SECNANO can reach a large number of small and micro enterprises through lightweight, easy-to-deliver, and cloud-based security services. We have conducted research on this market. At present, domestic head management software vendors have 800,000 small and micro enterprise customers and tens of millions of terminals. If we can eat this cityThe future will be more segmented, and GRC (Enterprise Risk Management) will become one of the important directions of the future enterprise security market. After solving traditional network security, enterprises will definitely pay attention to the business system itself and the security impact of various operations in the business system on the business and management of the enterprise.
In fact, e-commerce, finance and other industries have begun to pay attention to GRC. For example, anti-fraud and anti-wool party belong to the category of GRC. These are also problems that traditional security vendors cannot solve. We believe that the market potential of this security demand will become greater and greater in the future.
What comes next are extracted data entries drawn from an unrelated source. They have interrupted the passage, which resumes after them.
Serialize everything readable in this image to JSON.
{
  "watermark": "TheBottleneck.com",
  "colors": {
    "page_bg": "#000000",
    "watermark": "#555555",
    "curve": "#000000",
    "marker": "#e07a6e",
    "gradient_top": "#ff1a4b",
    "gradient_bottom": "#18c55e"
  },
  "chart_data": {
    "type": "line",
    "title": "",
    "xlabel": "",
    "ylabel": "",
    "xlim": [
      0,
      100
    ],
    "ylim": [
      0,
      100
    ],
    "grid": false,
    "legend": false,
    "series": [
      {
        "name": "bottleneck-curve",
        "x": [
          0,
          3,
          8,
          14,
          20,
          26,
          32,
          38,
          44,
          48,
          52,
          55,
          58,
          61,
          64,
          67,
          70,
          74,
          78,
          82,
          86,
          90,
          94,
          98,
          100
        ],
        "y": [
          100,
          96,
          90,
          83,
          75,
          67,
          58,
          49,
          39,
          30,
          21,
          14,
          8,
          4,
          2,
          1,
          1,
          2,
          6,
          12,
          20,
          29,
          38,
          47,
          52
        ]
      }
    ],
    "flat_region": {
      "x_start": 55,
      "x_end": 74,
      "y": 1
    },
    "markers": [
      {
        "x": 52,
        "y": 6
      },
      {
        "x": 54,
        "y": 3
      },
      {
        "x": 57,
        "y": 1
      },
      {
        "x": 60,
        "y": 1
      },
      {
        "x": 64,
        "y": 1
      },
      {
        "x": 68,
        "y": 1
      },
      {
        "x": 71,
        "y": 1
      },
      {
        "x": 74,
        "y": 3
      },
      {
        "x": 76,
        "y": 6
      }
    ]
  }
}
With the popularization of remote office and digital transformation, more and more companies are migrating their business online, and some sensitive information is also migrated to the cloud. The risk of corporate sensitive information leakage is also increasing . In response to this phenomenon, what is the layout of the security faction?
Lin Sen: We are also studying the next generation of cloud security products. But our view on the future cloud trend is that in the field of enterprise services, the future will definitely not be a “pure cloud” era, but a “hybrid cloud” era. Enterprises will put non-core data, such as reimbursements, video conferences, etc., on the cloud; while core data, such as finance, R&D, production management, and enterprise management, will be deployed on self-built private clouds. That is, the future enterprise environment will become a hybrid cloud architecture of public cloud + private cloud.
Therefore, on the basis of improving private cloud products, we are also deploying public cloud security products. In the future, we will still propose corresponding solutions based on enterprise business scenarios and models.